Mortgage Interest Tax Deduction? No, Thanks
I’m going to make a statement that is bound to divide you, dear readers, into two camps: the “Are you crazy?” folks and the “Right on, (wo)man!” people.
Are you ready?
I think the mortgage interest tax deduction is a joke, and I’d rather not claim it on my taxes.
Whew. Glad I got that off my chest.
Yes, we chose to buy a home. We know that our 5% mortgage, while at a decent interest rate, is going to have us paying $268,000 in interest over the 30-year term of the loan. That’s only $20K shy of the amount of the loan. And I think that’s sickening.
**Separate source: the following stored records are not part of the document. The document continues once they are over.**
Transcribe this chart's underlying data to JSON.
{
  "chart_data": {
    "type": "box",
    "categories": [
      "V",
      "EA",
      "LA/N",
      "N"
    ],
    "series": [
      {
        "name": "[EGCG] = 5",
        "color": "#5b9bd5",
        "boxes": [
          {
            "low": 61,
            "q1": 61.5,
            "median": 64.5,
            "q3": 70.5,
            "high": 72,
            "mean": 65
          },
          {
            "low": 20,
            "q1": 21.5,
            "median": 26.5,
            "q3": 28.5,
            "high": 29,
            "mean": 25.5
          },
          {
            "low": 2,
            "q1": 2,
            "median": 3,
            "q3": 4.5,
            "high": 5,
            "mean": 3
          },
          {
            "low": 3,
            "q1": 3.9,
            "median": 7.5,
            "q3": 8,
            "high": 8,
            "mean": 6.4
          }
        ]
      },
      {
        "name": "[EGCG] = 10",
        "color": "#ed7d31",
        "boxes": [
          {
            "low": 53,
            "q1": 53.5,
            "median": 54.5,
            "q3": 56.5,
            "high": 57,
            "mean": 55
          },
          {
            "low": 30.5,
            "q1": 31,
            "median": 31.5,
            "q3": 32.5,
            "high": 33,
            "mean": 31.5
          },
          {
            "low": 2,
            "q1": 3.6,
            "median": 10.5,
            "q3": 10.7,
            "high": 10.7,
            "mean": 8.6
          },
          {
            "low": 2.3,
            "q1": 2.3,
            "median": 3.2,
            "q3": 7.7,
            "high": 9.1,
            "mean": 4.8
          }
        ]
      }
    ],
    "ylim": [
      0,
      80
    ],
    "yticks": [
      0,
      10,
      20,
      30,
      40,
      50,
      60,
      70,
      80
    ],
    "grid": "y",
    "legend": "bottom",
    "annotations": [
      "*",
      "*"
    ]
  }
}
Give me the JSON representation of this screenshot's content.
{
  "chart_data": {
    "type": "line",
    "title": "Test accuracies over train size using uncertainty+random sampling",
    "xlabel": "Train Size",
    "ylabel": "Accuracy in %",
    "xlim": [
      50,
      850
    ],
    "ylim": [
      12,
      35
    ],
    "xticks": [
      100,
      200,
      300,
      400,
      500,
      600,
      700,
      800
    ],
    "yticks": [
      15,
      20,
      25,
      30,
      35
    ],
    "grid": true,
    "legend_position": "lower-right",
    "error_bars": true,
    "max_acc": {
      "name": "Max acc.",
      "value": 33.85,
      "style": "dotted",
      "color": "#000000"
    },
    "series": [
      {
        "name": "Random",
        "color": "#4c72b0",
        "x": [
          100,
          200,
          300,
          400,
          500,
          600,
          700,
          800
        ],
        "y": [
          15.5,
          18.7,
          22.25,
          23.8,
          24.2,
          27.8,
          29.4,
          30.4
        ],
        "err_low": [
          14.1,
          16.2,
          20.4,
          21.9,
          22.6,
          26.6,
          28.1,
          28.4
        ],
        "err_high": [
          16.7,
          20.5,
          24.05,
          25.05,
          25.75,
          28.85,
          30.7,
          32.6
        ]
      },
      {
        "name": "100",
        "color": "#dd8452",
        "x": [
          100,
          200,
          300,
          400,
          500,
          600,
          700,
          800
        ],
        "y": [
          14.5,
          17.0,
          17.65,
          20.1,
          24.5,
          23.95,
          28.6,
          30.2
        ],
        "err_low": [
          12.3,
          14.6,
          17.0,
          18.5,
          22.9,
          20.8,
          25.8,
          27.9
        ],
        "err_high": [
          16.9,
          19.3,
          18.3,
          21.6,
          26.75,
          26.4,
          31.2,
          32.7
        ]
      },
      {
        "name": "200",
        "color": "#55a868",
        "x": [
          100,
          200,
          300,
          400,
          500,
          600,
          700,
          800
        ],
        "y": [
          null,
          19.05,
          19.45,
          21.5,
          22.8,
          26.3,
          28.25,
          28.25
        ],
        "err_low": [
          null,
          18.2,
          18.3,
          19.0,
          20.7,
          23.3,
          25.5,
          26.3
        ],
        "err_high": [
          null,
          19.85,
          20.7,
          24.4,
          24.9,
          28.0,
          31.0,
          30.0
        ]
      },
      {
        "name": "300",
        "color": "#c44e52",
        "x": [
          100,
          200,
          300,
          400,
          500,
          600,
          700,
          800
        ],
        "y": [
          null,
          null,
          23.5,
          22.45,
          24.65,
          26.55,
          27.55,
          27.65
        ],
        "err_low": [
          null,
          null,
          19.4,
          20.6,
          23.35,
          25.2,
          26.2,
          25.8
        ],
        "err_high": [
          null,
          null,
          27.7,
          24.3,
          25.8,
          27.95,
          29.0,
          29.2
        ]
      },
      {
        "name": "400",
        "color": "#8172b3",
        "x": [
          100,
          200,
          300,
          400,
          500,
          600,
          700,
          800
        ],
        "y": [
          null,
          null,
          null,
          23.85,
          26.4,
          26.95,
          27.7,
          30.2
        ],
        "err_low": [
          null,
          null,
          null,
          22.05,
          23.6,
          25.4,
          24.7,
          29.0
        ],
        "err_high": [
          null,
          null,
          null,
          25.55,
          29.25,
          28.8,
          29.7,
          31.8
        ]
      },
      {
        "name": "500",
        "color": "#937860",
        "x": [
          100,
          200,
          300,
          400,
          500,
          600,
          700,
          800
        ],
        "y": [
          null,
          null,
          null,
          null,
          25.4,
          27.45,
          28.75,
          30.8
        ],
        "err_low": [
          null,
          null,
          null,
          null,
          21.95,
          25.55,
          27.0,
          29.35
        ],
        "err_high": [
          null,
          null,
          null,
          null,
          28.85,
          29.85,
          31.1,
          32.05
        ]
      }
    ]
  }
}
As a loan amortization table demonstrates, you’re paying the bulk of your interest in the beginning of the loan period. So our $1,550 mortgage payment is made up of $1,200 in interest. Sure, at the end of the year, that’s a lot of $$$ to deduct if you itemize your mortgage interest. But think about what you could do with all that money if it were available for investment purposes. Right now, it’s just money being paid to the bank, and for every $1 of that, you might get 35 cents back in a tax refund.
For our example, $1,200 in interest over 12 months is $14,440. The standard deduction for married filing jointly (that’s me and Mr. Saver) is $11,400. Sure, it’s $3,000 more to itemize the interest, but what we’ll get back from that is just another $1,000 or so.
I don’t think it’s worth paying the bank just to get some cash back from the government. I’m a strong advocate of paying toward your mortgage principal and knocking down the amount of interest that the bank is getting. The lower the principal amount, the less you’ll be paying in interest.
I’ve broken down how just small monthly extra principal payments or yearly lump-sum payments can shorten our 30-year mortgage anywhere from 2 to 10 years, saving up to $50,000 in interest. That’s nothing to sneeze at.
It may not be a fully sustainable plan — I’m sure if and when kids come into the picture, it will cause us to reassess where our money goes — but the beauty of it is that we can choose how and when we want to make those extra payments.
If our extra payments knock down the amount of interest we can claim on my taxes next year, so be it. I’ll be laughing my way to the bank with the money we’ll have saved down the line. And knowing our home will be paid off before our retirement will be an added bonus.
FDIC Chairwoman Questions the Deduction
What’s even more interesting is that Foxbusiness.com is reporting that FDIC Chairwoman Shelia Bair has gone so far as to cite the mortgage interest tax deduction as one of the causes of the current banking crisis. Of the federal tax and credit subsidies, Bair said, “We must avoid policies that encourage such economic distortions.”
So do the tax deductions and the First Time Homebuyer’s Credit push more Americans into buying homes that they can’t afford, all while causing the values to drop? I have to agree with this thinking — to a point. Sure, getting back $8,000 for purchasing your first home is pushing some buyers into homes before they’re ready, but shouldn’t the banks also be held responsible for subprime lending practices?